Development and validation of an on-line multidimensional SPE-LC–MS/MS method for the quantitation of Tetrandrine in blood samples

•One of the very few studies in the literature for on-line MD-SPE-LC separations.•First report for the determination of Tetrandrine in human plasma by an on-line SPE-LC–MS/MS method.•A validated on-line multidimensional (MD) SPE-LC–MS/MS method.•Determination of the distribution coefficient between human red blood cells and blood plasma proteins.

On-line solid-phase extraction (SPE) is becoming an increasingly widespread technique in the clean-up of complex matrices such as body fluids, prior to chromatographic analysis. The use of small SPE columns instead of disposable SPE cartridges allows multiple injections and complete automation.

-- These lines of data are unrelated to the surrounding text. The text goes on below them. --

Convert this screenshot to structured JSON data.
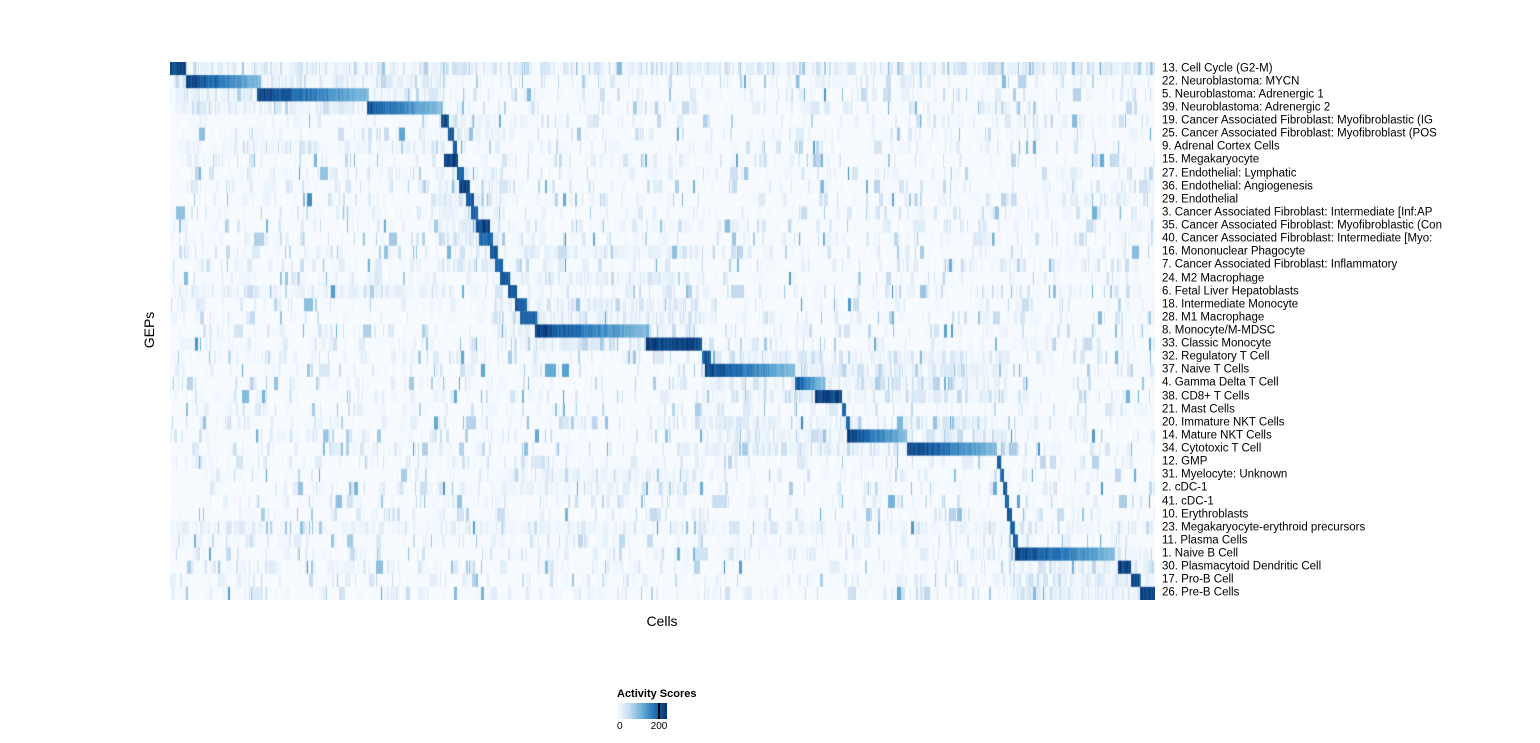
{
  "chart_data": {
    "type": "heatmap",
    "title": "",
    "xlabel": "Cells",
    "ylabel": "GEPs",
    "x_axis": "individual cells ordered by dominant GEP, no tick labels",
    "legend": {
      "title": "Activity Scores",
      "tick_labels": [
        "0",
        "200"
      ],
      "value_range": [
        0,
        200
      ]
    },
    "colormap": {
      "name": "Blues",
      "stops": [
        "#f7fbff",
        "#c6dbef",
        "#6baed6",
        "#2171b5",
        "#08306b"
      ]
    },
    "rows": [
      {
        "label": "13. Cell Cycle (G2-M)",
        "block": [
          0.0,
          0.016
        ],
        "peak": 1.0,
        "fade": false,
        "band": [
          0.0,
          1.0,
          0.42
        ]
      },
      {
        "label": "22. Neuroblastoma: MYCN",
        "block": [
          0.016,
          0.092
        ],
        "peak": 1.0,
        "fade": true,
        "band": [
          0.0,
          0.28,
          0.38
        ]
      },
      {
        "label": "5. Neuroblastoma: Adrenergic 1",
        "block": [
          0.088,
          0.202
        ],
        "peak": 1.0,
        "fade": true,
        "band": [
          0.0,
          0.28,
          0.35
        ]
      },
      {
        "label": "39. Neuroblastoma: Adrenergic 2",
        "block": [
          0.2,
          0.277
        ],
        "peak": 0.92,
        "fade": true,
        "band": [
          0.0,
          0.28,
          0.3
        ]
      },
      {
        "label": "19. Cancer Associated Fibroblast: Myofibroblastic (IG",
        "block": [
          0.275,
          0.283
        ],
        "peak": 0.95,
        "fade": false,
        "band": [
          0.27,
          0.34,
          0.3
        ]
      },
      {
        "label": "25. Cancer Associated Fibroblast: Myofibroblast (POS",
        "block": [
          0.282,
          0.288
        ],
        "peak": 0.9,
        "fade": false,
        "band": [
          0.27,
          0.34,
          0.26
        ]
      },
      {
        "label": "9. Adrenal Cortex Cells",
        "block": [
          0.287,
          0.291
        ],
        "peak": 0.88,
        "fade": false,
        "band": [
          0.0,
          0.28,
          0.2
        ]
      },
      {
        "label": "15. Megakaryocyte",
        "block": [
          0.278,
          0.292
        ],
        "peak": 1.0,
        "fade": false,
        "band": null
      },
      {
        "label": "27. Endothelial: Lymphatic",
        "block": [
          0.291,
          0.298
        ],
        "peak": 0.9,
        "fade": false,
        "band": [
          0.27,
          0.34,
          0.22
        ]
      },
      {
        "label": "36. Endothelial: Angiogenesis",
        "block": [
          0.293,
          0.304
        ],
        "peak": 1.0,
        "fade": false,
        "band": [
          0.27,
          0.34,
          0.22
        ]
      },
      {
        "label": "29. Endothelial",
        "block": [
          0.3,
          0.308
        ],
        "peak": 0.9,
        "fade": false,
        "band": [
          0.27,
          0.34,
          0.22
        ]
      },
      {
        "label": "3. Cancer Associated Fibroblast: Intermediate [Inf:AP",
        "block": [
          0.305,
          0.313
        ],
        "peak": 0.86,
        "fade": false,
        "band": [
          0.27,
          0.34,
          0.28
        ]
      },
      {
        "label": "35. Cancer Associated Fibroblast: Myofibroblastic (Con",
        "block": [
          0.31,
          0.325
        ],
        "peak": 1.0,
        "fade": false,
        "band": [
          0.27,
          0.34,
          0.28
        ]
      },
      {
        "label": "40. Cancer Associated Fibroblast: Intermediate [Myo:",
        "block": [
          0.314,
          0.328
        ],
        "peak": 0.82,
        "fade": false,
        "band": [
          0.27,
          0.34,
          0.26
        ]
      },
      {
        "label": "16. Mononuclear Phagocyte",
        "block": [
          0.325,
          0.333
        ],
        "peak": 0.9,
        "fade": false,
        "band": [
          0.33,
          0.54,
          0.25
        ]
      },
      {
        "label": "7. Cancer Associated Fibroblast: Inflammatory",
        "block": [
          0.33,
          0.338
        ],
        "peak": 0.86,
        "fade": false,
        "band": [
          0.27,
          0.34,
          0.3
        ]
      },
      {
        "label": "24. M2 Macrophage",
        "block": [
          0.335,
          0.345
        ],
        "peak": 0.9,
        "fade": false,
        "band": [
          0.33,
          0.54,
          0.32
        ]
      },
      {
        "label": "6. Fetal Liver Hepatoblasts",
        "block": [
          0.343,
          0.352
        ],
        "peak": 0.92,
        "fade": false,
        "band": [
          0.0,
          0.28,
          0.22
        ]
      },
      {
        "label": "18. Intermediate Monocyte",
        "block": [
          0.35,
          0.362
        ],
        "peak": 0.9,
        "fade": false,
        "band": [
          0.33,
          0.54,
          0.34
        ]
      },
      {
        "label": "28. M1 Macrophage",
        "block": [
          0.355,
          0.372
        ],
        "peak": 0.86,
        "fade": false,
        "band": [
          0.33,
          0.54,
          0.38
        ]
      },
      {
        "label": "8. Monocyte/M-MDSC",
        "block": [
          0.37,
          0.483
        ],
        "peak": 1.0,
        "fade": true,
        "band": [
          0.33,
          0.54,
          0.42
        ]
      },
      {
        "label": "33. Classic Monocyte",
        "block": [
          0.483,
          0.54
        ],
        "peak": 1.0,
        "fade": false,
        "band": [
          0.33,
          0.54,
          0.38
        ]
      },
      {
        "label": "32. Regulatory T Cell",
        "block": [
          0.54,
          0.549
        ],
        "peak": 0.9,
        "fade": false,
        "band": [
          0.54,
          0.85,
          0.36
        ]
      },
      {
        "label": "37. Naive T Cells",
        "block": [
          0.543,
          0.635
        ],
        "peak": 1.0,
        "fade": true,
        "band": [
          0.54,
          0.85,
          0.42
        ]
      },
      {
        "label": "4. Gamma Delta T Cell",
        "block": [
          0.635,
          0.663
        ],
        "peak": 0.92,
        "fade": true,
        "band": [
          0.54,
          0.85,
          0.38
        ]
      },
      {
        "label": "38. CD8+ T Cells",
        "block": [
          0.655,
          0.682
        ],
        "peak": 1.0,
        "fade": false,
        "band": [
          0.54,
          0.85,
          0.38
        ]
      },
      {
        "label": "21. Mast Cells",
        "block": [
          0.682,
          0.686
        ],
        "peak": 0.9,
        "fade": false,
        "band": null
      },
      {
        "label": "20. Immature NKT Cells",
        "block": [
          0.686,
          0.691
        ],
        "peak": 0.86,
        "fade": false,
        "band": [
          0.54,
          0.85,
          0.36
        ]
      },
      {
        "label": "14. Mature NKT Cells",
        "block": [
          0.688,
          0.748
        ],
        "peak": 1.0,
        "fade": true,
        "band": [
          0.54,
          0.85,
          0.42
        ]
      },
      {
        "label": "34. Cytotoxic T Cell",
        "block": [
          0.748,
          0.84
        ],
        "peak": 1.0,
        "fade": true,
        "band": [
          0.54,
          0.85,
          0.42
        ]
      },
      {
        "label": "12. GMP",
        "block": [
          0.84,
          0.844
        ],
        "peak": 0.9,
        "fade": false,
        "band": null
      },
      {
        "label": "31. Myelocyte: Unknown",
        "block": [
          0.843,
          0.847
        ],
        "peak": 0.86,
        "fade": false,
        "band": [
          0.33,
          0.54,
          0.22
        ]
      },
      {
        "label": "2. cDC-1",
        "block": [
          0.846,
          0.85
        ],
        "peak": 0.9,
        "fade": false,
        "band": [
          0.33,
          0.54,
          0.22
        ]
      },
      {
        "label": "41. cDC-1",
        "block": [
          0.848,
          0.852
        ],
        "peak": 0.86,
        "fade": false,
        "band": null
      },
      {
        "label": "10. Erythroblasts",
        "block": [
          0.85,
          0.855
        ],
        "peak": 0.92,
        "fade": false,
        "band": null
      },
      {
        "label": "23. Megakaryocyte-erythroid precursors",
        "block": [
          0.853,
          0.858
        ],
        "peak": 0.86,
        "fade": false,
        "band": [
          0.0,
          1.0,
          0.16
        ]
      },
      {
        "label": "11. Plasma Cells",
        "block": [
          0.856,
          0.861
        ],
        "peak": 0.9,
        "fade": false,
        "band": null
      },
      {
        "label": "1. Naive B Cell",
        "block": [
          0.858,
          0.96
        ],
        "peak": 1.0,
        "fade": true,
        "band": [
          0.85,
          1.0,
          0.38
        ]
      },
      {
        "label": "30. Plasmacytoid Dendritic Cell",
        "block": [
          0.963,
          0.976
        ],
        "peak": 1.0,
        "fade": false,
        "band": [
          0.85,
          1.0,
          0.32
        ]
      },
      {
        "label": "17. Pro-B Cell",
        "block": [
          0.976,
          0.985
        ],
        "peak": 0.95,
        "fade": false,
        "band": [
          0.85,
          1.0,
          0.32
        ]
      },
      {
        "label": "26. Pre-B Cells",
        "block": [
          0.985,
          1.0
        ],
        "peak": 1.0,
        "fade": false,
        "band": [
          0.85,
          1.0,
          0.32
        ]
      }
    ]
  }
}
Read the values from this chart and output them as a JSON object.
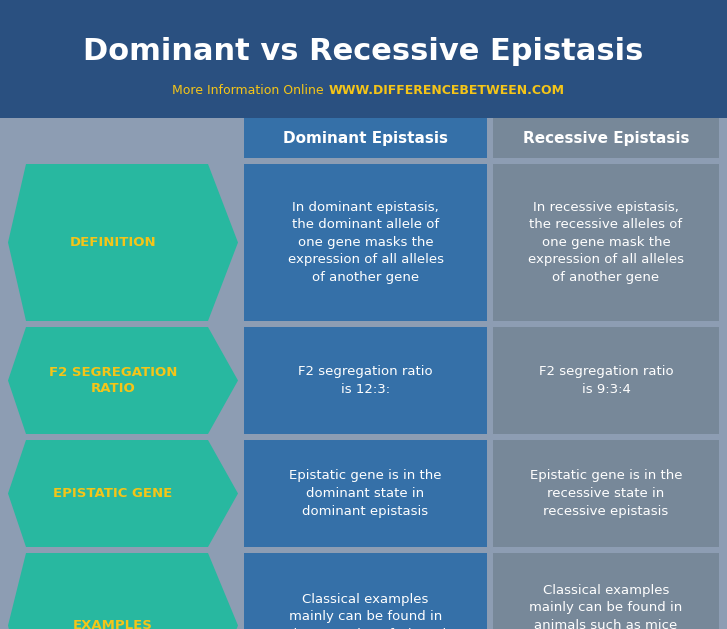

In addition, it decreases the cost of consumables and improves the quality of the overall analysis. Coupling of SPE with HPLC combines sample preparation and separation in one system. In this paper a validated on-line multidimensional (MD) SPE-LC–MS/MS method is described for the determination of Tetrandrine (model drug) in human blood samples. The developed method showed the applicability of direct injection of plasma samples to an on-line MD-SPE-LC–MS/MS system to determine small molecules i.e. drugs. The experimental design is unique. Quantification was through tandem mass spectrometry with positive electrospray ionization (ESI) and multiple reactions monitoring (MRM). The limit of detection was calculated as 31.98 ng/mL. The linear range of the method was between 40.0 and 800.0 ng/mL. Pharmacokinetic parameters are usually determined by analysis of drug concentrations in plasma rather than whole blood. Parameters determined using plasma data may be misleading if concentrations of drug differ between plasma and red blood cells. We successfully applied the developed method for the determination of the distribution coefficient of the model drug Tetrandrine between human red blood cells and blood plasma proteins. The determination of distribution coefficient study results demonstrated that the developed method can provide direct and accurate measurement of RBC partitioning in a model drug and could be applied for screening of other compounds for potential high RBC partition, predicting potential drug toxicity and investigating mechanisms associated with RBC partitions.